In the meantime, Parvati also learns of Raju's accident on her return from Suravaram. She goes to the hospital along with her husband and consoles Raju's mother. She tells her that she will take full care of Raju and will take her to her home for proper personal care and treatment and assures Raju's mother that everything will be okay. Then Parvati tells Swaminath to talk to doctors for taking Raju to their home. Swaminath did not like this. It is he who had created the accident to Raju and her mother to get rid of them. But Parvati was asking to get their treatment in his home which was not at all acceptable to him. But Viren also tells him that mother's idea is very good in taking Raju to their home for better treatment. So he had to agree for the time being.

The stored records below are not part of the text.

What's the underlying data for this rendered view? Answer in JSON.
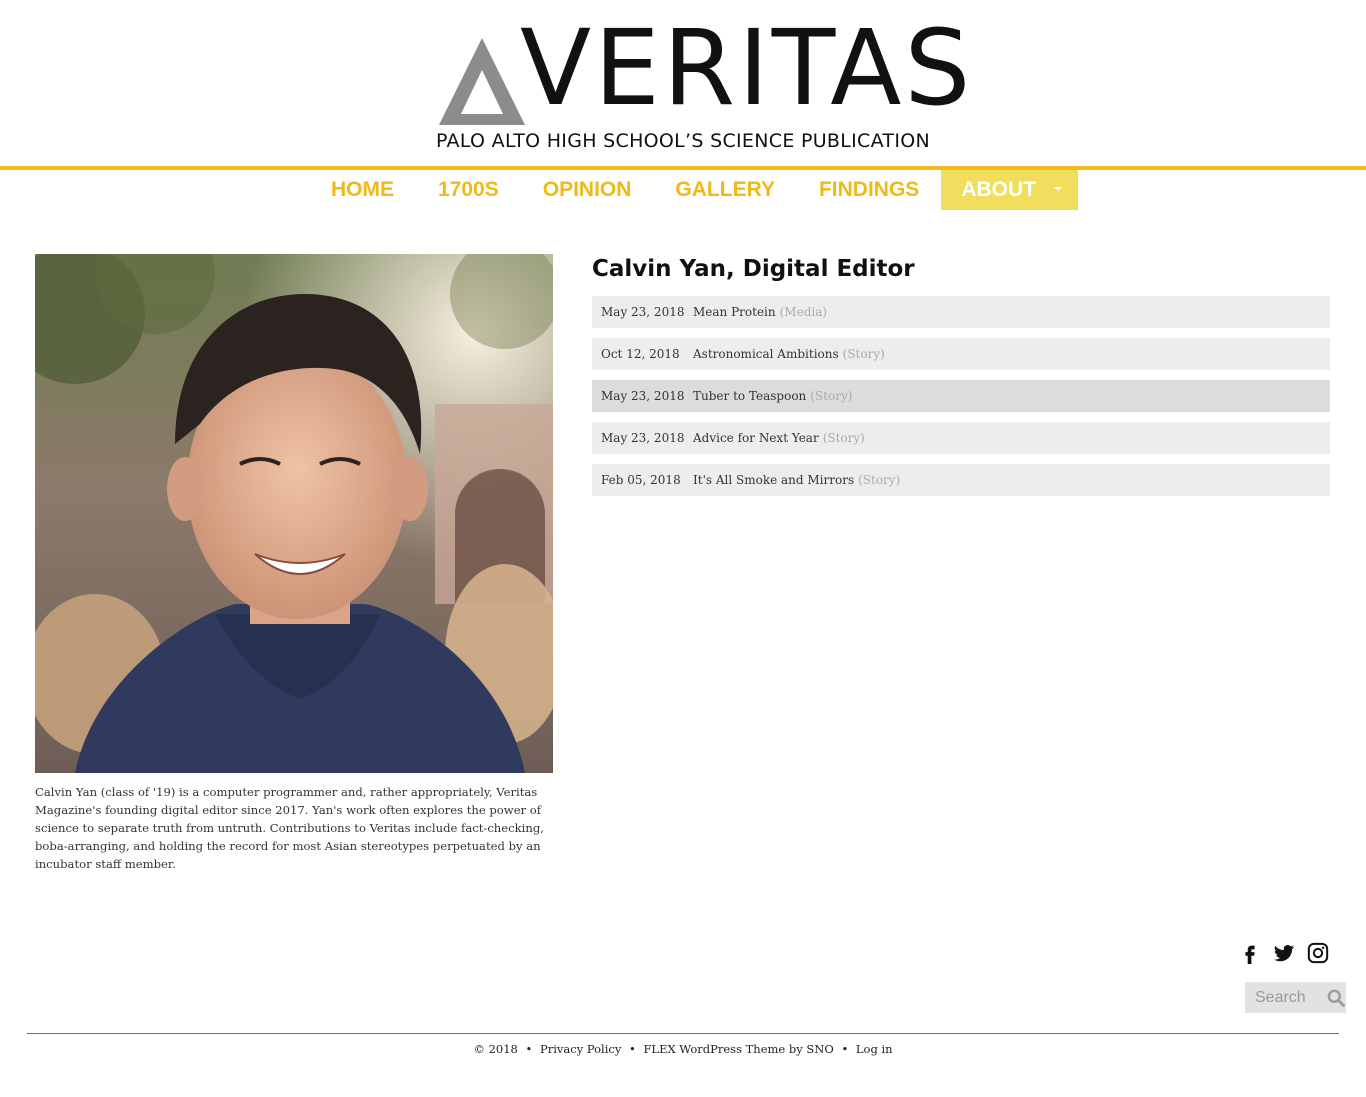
{
  "brand": {
    "name": "VERITAS",
    "tagline": "PALO ALTO HIGH SCHOOL’S SCIENCE PUBLICATION"
  },
  "nav": {
    "items": [
      {
        "label": "HOME"
      },
      {
        "label": "1700S"
      },
      {
        "label": "OPINION"
      },
      {
        "label": "GALLERY"
      },
      {
        "label": "FINDINGS"
      },
      {
        "label": "ABOUT"
      }
    ],
    "active": "ABOUT"
  },
  "author": {
    "title": "Calvin Yan, Digital Editor",
    "bio": "Calvin Yan (class of '19) is a computer programmer and, rather appropriately, Veritas Magazine's founding digital editor since 2017. Yan's work often explores the power of science to separate truth from untruth. Contributions to Veritas include fact-checking, boba-arranging, and holding the record for most Asian stereotypes perpetuated by an incubator staff member."
  },
  "stories": [
    {
      "date": "May 23, 2018",
      "title": "Mean Protein",
      "type": "(Media)"
    },
    {
      "date": "Oct 12, 2018",
      "title": "Astronomical Ambitions",
      "type": "(Story)"
    },
    {
      "date": "May 23, 2018",
      "title": "Tuber to Teaspoon",
      "type": "(Story)"
    },
    {
      "date": "May 23, 2018",
      "title": "Advice for Next Year",
      "type": "(Story)"
    },
    {
      "date": "Feb 05, 2018",
      "title": "It's All Smoke and Mirrors",
      "type": "(Story)"
    }
  ],
  "social": {
    "icons": [
      "facebook-icon",
      "twitter-icon",
      "instagram-icon"
    ]
  },
  "search": {
    "placeholder": "Search"
  },
  "footer": {
    "copyright": "© 2018",
    "privacy": "Privacy Policy",
    "theme": "FLEX WordPress Theme",
    "by": "by",
    "sno": "SNO",
    "login": "Log in",
    "bullet": "•"
  },
  "colors": {
    "accent": "#f3bb1c",
    "nav_active_bg": "#f1de5c",
    "row_bg": "#ededed",
    "row_hover_bg": "#dcdcdc"
  }
}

Meanwhile, Neelu and Prithvi have got some doubts about the accident as Neelu tells him that Raju is a perfect driver and there is no scope of accident in her driving. So Prithvi goes to the vehicle which was given for repair by the police and enquires the mechanic about the problem in the vehicle. The mechanic tells him that it had no engine problem but brake wire has been cut by some body. Then Prithvi comes to the conclusion that it was a pre-planned murder attempt. But he and Neelu know that there are no enemies to Raju and her mother as they are very good-natured and simple. They meet Raju's mother also and enquire from her telling her that it was a planned accident. But as she was afraid of Swamidass she bluntly refuses their argument saying they have no enemies. But any how Prithvi wanted to lodge a complaint in the police that it was a murder attempt. He went there taking the mechanic to lodge complaint. But the mechanic reverses his statement in front of the police as by that time he had been bribed and warned by Swamidass men to not reveal the truth. So Prithvi had to return from there red faced.

Now as Raju's treatment had been arranged in Swamidass house, Raju's mother also is with her and friends and well wishers are coming and going. But Prithvi coming to their house along with Neelu and Krishnamurthy was not acceptable to Viren as Prithvi tried to defame his father. He could not control on seeing Prithvi and began quarrelling with him and sent him out. Raju who got consciousness by that time gets shocked at his behaviour and starts hating him. But Viren was so high tempered that he loses control over his wits and despite his mother stopping him goes with rage to the room of Raju and tells Raju and her mother to leave their house immediately if they continue to allow people to visit them who are not liked by him or his father. Raju's heart becomes broken at his behaviour and takes it as a prestigious issue and immediately asks her mother to take her home from that place. So they take ambulance and return to their home.

Meanwhile, Viren becomes more disturbed at their leaving his house and thinks all this was due to Prithvi. His anger on him grows too much and consuming alcohol he goes to Prithvi's house and begins shouting and quarrelling with him. Parvati, who had seen Viren taking Pistol and going in anger, followed him and reached Prithvi's house where she hears the shouting of Viren and Prithvi. Immediately she rushes into their room and seeing Viren holding pistol, she goes nearer to him to stop him. Prithvi also was trying to catch hold of the pistol to throw it away from his hands. In that confusion, the bullet shot by Viren at Prithvi hits Parvati and she drops to the ground with a scream and becomes unconscious and a lot of bleeding takes place. Immediately, Prithvi asks to take her to hospital and tries to help Viren. But Viren did not allow him and takes her to his car and after putting her in the back seat begins driving. In the meanwhile Prithvi calls ambulance with oxygen cylinders and she was shifted by them into the ambulance and put on oxygen and taken to the hospital.

All these incidents in Agni Poolu serial show to what extent anger and hatred can take a man that his own people become victims. And on the other hand Love. How unselfish and pure it is that it bonds people of different places and different communities and brings them together so that they begin to live for each other and sacrifice themselves for their beloveds.